SW: Overall, how has your work with text analysis and visualization shaped your dissertation? The field of Digital Humanities is growing rapidly; however, there are some who question the validity of the field. How can grad students incorporate digital techniques into their dissertations, theses, and major research projects? Do you envision the future of Digital Humanities as solely a set of tools for supporting traditional research (e.g. close-reading), or do you think it can stand as a final product on its own?

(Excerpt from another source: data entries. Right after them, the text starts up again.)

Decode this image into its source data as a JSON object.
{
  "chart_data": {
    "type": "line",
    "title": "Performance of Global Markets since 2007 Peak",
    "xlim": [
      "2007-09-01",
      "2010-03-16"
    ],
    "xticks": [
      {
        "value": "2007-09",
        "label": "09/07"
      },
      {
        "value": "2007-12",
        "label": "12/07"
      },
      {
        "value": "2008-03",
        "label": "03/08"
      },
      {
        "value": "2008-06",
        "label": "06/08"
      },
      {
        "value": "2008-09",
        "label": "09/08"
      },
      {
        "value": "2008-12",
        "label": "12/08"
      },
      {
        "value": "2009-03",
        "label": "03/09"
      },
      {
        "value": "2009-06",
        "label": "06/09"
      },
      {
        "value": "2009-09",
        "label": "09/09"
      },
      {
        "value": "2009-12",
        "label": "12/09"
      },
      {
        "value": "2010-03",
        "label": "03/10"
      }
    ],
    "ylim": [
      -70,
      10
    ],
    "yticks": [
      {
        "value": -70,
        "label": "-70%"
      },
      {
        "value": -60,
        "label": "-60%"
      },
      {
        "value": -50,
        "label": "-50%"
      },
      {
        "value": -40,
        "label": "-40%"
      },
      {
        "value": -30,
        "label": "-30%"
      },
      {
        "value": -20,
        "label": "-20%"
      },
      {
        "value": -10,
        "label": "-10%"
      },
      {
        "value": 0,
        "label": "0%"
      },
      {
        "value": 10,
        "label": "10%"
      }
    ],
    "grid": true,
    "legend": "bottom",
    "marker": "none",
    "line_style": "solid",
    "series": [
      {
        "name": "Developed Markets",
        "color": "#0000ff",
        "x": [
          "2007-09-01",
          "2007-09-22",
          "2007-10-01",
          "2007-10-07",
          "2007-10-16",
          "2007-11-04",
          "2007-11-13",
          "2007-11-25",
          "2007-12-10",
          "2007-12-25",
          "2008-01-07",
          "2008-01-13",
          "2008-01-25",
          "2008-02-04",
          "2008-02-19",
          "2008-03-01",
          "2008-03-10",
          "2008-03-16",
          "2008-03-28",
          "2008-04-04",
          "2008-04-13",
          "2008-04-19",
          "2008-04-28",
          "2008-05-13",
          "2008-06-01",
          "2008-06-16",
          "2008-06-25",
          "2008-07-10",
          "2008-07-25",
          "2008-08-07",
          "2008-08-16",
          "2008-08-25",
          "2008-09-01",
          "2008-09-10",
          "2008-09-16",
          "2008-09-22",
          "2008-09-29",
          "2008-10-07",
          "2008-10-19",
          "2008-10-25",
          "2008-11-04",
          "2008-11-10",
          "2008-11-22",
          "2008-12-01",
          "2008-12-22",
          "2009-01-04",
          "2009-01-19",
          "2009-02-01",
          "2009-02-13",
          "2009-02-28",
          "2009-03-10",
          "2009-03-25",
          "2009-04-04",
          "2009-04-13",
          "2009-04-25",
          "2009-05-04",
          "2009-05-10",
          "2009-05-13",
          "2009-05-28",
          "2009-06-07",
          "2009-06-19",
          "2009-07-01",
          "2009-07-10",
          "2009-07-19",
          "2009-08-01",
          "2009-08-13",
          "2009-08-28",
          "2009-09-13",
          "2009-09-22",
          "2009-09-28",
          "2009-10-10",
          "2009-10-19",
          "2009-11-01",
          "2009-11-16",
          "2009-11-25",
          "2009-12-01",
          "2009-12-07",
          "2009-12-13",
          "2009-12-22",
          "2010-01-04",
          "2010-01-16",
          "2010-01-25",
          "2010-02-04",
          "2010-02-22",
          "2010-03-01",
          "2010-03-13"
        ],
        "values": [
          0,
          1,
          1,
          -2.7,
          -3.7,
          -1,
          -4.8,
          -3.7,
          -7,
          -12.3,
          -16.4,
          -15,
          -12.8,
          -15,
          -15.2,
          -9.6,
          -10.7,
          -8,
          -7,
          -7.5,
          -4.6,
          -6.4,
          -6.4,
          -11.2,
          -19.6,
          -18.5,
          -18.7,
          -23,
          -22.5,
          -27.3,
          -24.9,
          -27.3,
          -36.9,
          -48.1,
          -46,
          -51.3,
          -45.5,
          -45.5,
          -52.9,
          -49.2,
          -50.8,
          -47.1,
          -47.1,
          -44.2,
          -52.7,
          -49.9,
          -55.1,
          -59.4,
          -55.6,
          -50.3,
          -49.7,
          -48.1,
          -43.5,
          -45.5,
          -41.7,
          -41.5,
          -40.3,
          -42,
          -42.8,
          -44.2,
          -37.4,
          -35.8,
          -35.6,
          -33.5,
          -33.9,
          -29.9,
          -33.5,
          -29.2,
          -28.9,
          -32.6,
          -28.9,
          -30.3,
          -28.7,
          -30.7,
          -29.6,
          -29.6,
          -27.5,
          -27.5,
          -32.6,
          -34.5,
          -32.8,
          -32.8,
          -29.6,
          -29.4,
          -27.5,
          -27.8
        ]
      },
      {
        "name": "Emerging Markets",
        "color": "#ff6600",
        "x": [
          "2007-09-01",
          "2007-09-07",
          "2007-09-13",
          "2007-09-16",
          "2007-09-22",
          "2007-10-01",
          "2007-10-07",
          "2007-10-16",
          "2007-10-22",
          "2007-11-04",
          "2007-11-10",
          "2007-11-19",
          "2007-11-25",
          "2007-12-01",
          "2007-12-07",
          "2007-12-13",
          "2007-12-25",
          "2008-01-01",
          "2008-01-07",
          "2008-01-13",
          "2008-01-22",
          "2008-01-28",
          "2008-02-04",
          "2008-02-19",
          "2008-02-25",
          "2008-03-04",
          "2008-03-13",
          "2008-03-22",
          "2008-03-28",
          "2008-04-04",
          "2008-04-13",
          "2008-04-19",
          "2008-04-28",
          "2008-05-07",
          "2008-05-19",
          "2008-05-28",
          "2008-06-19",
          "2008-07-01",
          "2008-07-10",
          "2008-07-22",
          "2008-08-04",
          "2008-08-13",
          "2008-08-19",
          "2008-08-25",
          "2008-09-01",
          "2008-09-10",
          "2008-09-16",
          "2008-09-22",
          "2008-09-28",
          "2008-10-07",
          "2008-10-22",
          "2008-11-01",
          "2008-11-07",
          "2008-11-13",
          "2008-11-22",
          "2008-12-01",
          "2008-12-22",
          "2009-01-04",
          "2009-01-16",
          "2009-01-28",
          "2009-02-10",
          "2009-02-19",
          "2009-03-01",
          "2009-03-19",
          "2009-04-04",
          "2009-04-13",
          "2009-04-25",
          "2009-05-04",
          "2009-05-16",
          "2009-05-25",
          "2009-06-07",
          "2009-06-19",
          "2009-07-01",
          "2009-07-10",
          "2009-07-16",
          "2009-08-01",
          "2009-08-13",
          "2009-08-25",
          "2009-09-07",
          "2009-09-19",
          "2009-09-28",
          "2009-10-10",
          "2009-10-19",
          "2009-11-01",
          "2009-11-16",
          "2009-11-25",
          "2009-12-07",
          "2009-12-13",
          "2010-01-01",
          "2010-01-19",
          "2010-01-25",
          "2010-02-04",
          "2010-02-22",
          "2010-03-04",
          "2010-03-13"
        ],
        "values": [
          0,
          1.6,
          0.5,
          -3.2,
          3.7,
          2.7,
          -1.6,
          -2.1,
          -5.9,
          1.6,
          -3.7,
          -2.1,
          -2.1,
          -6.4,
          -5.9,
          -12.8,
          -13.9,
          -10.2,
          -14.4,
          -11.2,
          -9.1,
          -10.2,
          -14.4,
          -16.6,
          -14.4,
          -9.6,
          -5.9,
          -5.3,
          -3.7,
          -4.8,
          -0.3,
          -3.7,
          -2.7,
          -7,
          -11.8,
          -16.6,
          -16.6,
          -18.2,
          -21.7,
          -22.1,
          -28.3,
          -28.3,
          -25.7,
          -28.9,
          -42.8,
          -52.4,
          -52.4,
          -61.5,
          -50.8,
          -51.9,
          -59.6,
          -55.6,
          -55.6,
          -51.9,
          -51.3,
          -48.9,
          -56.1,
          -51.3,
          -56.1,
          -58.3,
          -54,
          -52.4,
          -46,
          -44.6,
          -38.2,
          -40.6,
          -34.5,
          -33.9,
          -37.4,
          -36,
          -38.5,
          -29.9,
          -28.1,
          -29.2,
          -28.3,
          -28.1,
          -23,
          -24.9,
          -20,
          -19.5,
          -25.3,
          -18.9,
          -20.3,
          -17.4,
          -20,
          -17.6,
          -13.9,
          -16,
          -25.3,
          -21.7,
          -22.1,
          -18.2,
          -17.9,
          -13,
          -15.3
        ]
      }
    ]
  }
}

MK: The methodological choices I have made throughout have had a huge impact on the course of the research for a number of reasons. First of all, given the complexities posed by the denseness and scale of the material and its selective declassification, the tools were arguably one of the only ways in which the work could have been approached at all comprehensively on the timetable of a doctoral dissertation. Second, the use of these techniques are an existential necessity for the dissertation to avoid ‘cherry picking’ and facilitate new interpretations and demonstrations of some of the unique benefits of Digital Humanities methods. Last, the use of visualization, in particular, has affected how I construct my arguments – while text contains narrative arguments articulated linearly, visualizations are non-linear, revealing patterns and trends that narrative argumentation can sometimes struggle to adequately articulate.
Digital Humanities is far beyond tools, in my opinion. Historical interpretation using digital tools is a different process than traditional close reading, but today’s Google-enabled traditional close reading is a different process than the archival practice of days past. Someday soon, Digital Humanities will once again be Humanities. Our use of text analysis, network and data visualization, geospatial mapping and other approaches will become an assumed and comfortable part of the research landscape. As always, scholars who brave the journey must be ready with a pioneering spirit to overcome the obstacles that come with the territory, digital or otherwise. If scholars can sustain and nourish their historical empathy while overcoming the challenges of a constantly evolving technological landscape, Digital Humanities (and digital history) will continue to thrive.
Micki Kaufman is a doctoral candidate in US History at the Graduate Center of the City University of New York (CUNY). Her dissertation, “‘Everything on Paper Will Be Used Against Me:’ Quantifying Kissinger” is a seven-time winner of the CUNY Graduate Center’s Provost’s Digital Innovation Grant. She is a co-author of “General, I Have Fought Just As Many Nuclear Wars As You Have,” published in the December 2012 American Historical Review. In 2015, Kaufman was awarded the ACH and ADHO’s Lisa Lena and Paul Fortier Prizes for best Digital Humanities paper worldwide by an emerging scholar. From 2015-2017 she served as a Virtual Fellow with the Office of the Historian at the US State Department, is currently a Biography Dissertation Fellow at the Leon Levy Center, and serves as an elected member of the Executive Council of the Association for Computers in the Humanities (ACH).